To identify the problem, I try to check each step of my function and generate all the images in each step.
The outline of the function:
It works as the following step(outline):
- Do Grayscale
- Do Histogram correction
- Threshold image to binary
- Extract contours
- Filter round contours
- Filter to get the largest circle
I found out that the binary image using 110 as the parameter produce two problems:
- It identified a larger dark area above the eye
- The eye is not circular

Compare with the original image, I guess the reflection on the eye causes a lighter blacker and filter out during the binary thresholding of the image.
So, I am trying to focus on the Histogram correction step and try to make all the background of the image to light color and see how it works.
Week 4
After the completion of the first version of the fish eye pipeline, I have get access of more data such as trevally, snapper images with different size and color background.
However, because of the covid-19, PFR lockdown.
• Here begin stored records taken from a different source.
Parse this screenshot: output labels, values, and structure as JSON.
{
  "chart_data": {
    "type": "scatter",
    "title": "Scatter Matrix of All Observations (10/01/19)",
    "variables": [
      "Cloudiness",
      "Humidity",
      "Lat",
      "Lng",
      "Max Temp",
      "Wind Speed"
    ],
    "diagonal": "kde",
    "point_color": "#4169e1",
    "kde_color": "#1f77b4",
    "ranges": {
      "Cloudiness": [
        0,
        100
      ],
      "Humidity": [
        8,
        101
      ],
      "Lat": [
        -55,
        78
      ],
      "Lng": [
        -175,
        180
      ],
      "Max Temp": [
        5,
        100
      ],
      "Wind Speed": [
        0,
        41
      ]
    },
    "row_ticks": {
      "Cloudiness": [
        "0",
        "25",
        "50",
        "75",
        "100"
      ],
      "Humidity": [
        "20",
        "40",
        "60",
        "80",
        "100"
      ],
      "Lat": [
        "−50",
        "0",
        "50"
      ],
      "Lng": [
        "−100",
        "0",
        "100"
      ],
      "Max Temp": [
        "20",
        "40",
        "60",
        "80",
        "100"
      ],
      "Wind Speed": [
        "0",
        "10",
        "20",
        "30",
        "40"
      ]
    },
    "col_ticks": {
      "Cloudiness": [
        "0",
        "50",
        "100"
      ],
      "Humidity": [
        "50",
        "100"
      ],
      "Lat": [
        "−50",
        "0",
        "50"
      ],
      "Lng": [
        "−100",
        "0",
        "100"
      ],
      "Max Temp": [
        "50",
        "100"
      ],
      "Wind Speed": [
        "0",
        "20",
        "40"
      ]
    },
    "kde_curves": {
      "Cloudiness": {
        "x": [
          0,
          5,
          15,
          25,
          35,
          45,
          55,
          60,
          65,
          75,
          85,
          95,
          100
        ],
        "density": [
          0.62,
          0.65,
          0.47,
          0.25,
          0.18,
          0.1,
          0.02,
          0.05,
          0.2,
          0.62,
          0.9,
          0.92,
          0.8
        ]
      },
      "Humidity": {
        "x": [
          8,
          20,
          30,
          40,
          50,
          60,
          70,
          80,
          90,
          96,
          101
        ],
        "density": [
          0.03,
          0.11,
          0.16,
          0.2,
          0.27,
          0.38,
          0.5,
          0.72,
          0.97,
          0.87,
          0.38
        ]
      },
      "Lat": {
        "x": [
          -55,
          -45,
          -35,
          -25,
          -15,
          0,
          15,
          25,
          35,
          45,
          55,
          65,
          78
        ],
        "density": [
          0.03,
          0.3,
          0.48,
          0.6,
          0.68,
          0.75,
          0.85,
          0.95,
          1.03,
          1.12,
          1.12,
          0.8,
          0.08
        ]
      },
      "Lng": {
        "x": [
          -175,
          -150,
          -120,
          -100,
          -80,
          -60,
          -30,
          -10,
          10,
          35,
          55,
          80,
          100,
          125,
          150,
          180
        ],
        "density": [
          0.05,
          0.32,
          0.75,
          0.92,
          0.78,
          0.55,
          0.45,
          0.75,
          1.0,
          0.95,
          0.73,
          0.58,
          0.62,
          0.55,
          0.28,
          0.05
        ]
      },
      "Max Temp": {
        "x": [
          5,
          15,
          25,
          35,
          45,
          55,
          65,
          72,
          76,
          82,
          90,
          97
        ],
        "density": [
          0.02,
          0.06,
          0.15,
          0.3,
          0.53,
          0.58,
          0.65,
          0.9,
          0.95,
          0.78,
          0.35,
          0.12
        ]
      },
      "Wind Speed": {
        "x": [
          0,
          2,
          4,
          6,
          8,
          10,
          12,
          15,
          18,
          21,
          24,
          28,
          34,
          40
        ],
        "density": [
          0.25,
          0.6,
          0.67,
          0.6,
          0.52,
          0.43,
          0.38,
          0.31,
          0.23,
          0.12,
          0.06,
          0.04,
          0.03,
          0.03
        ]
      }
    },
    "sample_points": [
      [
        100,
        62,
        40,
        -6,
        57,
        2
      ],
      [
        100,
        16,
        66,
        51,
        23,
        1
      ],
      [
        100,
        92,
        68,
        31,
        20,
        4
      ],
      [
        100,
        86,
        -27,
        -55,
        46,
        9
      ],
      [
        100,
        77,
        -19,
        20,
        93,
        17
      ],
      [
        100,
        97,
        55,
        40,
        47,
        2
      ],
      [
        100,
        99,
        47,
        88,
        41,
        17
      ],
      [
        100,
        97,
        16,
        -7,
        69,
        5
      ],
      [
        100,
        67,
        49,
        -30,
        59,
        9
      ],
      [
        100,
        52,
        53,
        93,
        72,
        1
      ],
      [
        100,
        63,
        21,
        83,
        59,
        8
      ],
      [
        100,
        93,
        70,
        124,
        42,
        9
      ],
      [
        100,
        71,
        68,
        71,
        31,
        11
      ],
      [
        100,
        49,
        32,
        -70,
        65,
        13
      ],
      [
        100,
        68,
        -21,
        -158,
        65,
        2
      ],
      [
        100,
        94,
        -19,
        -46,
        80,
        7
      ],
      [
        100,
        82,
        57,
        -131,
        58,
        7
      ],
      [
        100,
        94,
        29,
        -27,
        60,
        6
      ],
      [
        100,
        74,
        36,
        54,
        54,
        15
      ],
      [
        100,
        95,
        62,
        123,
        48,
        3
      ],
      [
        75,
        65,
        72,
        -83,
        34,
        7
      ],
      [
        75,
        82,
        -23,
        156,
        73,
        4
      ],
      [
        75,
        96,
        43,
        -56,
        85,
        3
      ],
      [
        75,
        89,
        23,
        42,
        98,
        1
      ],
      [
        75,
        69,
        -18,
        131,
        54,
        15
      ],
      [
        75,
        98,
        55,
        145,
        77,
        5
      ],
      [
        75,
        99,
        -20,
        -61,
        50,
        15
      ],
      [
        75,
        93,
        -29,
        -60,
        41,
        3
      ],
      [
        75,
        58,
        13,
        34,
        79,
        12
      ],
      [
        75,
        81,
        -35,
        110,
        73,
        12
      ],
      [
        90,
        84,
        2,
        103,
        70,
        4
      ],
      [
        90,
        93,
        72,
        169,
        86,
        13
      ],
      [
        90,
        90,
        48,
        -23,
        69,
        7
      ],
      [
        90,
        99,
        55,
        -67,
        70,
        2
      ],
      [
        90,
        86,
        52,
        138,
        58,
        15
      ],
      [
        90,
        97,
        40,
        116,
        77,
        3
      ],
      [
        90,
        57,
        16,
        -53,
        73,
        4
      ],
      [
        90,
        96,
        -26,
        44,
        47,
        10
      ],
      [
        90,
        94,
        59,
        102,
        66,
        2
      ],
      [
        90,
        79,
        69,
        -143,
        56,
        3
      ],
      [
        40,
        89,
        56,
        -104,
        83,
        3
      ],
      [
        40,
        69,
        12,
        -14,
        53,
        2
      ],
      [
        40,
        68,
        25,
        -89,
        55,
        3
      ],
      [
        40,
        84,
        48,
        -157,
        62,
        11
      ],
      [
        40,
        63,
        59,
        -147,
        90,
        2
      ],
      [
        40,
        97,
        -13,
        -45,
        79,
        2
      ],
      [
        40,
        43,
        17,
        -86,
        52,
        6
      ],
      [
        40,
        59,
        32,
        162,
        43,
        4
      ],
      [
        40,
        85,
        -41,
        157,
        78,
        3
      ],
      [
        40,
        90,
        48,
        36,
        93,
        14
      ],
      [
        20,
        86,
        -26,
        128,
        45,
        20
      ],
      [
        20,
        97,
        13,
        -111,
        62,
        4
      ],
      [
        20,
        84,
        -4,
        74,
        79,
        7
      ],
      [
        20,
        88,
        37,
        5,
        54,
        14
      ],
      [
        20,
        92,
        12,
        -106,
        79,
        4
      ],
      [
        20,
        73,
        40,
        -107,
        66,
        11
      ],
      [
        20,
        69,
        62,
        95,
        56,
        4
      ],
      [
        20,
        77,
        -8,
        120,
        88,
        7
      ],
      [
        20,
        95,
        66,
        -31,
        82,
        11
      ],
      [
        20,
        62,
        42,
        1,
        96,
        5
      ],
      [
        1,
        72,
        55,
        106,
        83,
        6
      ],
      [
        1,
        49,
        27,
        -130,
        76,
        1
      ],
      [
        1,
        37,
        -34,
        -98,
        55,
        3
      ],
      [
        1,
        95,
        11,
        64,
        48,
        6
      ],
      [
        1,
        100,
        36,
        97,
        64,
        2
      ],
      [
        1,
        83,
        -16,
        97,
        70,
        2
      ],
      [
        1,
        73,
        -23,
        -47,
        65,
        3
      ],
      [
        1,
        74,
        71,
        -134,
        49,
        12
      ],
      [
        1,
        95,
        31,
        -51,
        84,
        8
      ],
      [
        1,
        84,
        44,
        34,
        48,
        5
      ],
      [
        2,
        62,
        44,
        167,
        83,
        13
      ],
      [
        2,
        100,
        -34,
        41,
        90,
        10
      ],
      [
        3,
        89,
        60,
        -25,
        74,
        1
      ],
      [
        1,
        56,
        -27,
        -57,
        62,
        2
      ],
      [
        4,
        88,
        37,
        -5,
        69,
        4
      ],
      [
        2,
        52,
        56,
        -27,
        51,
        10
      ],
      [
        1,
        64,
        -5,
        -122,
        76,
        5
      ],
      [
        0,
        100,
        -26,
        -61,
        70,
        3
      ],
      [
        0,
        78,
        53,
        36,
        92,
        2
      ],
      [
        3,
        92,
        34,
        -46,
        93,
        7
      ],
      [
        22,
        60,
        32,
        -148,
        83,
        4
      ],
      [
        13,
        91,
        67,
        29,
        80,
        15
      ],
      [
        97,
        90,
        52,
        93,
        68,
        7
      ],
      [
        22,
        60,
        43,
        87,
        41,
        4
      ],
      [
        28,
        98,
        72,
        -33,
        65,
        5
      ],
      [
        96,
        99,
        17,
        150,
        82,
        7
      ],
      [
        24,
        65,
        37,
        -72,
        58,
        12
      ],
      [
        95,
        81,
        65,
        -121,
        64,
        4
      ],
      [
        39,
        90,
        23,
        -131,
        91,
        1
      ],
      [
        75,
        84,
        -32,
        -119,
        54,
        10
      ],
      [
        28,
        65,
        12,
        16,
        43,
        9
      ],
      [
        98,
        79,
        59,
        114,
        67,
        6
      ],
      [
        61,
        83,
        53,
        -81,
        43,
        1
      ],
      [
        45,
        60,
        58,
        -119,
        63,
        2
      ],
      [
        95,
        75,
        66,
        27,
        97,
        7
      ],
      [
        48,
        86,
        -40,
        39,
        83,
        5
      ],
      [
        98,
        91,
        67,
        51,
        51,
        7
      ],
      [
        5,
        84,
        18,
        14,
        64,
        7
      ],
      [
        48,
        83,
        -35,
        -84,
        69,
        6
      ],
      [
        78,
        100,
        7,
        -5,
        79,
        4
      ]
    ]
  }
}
I am not able to work in the facility and all of us need to prepare work distance at home.
My supervisor David suggest me to work at home and he will figure a way to make it work.
And all my work, code and note, is on the PFR computer and as a student, the policy does not allow me to take the company’s computer back home. So, I need to set up all the things again on my PC to continue my project. It includes installing Python and PyCharm, install GitHub and download the repo I am working on.
At later this week David will send me a subset of the fish photo which includes different stages(age) of the fish on two different species which are snapper and trevally.
Finally, I got everything set up as before, now I can keep working on my project again. With the great help form David and Jacky, I have a subset of the fish photo and get the program from GitHub.
Thank you all for the help from David and Jacky!!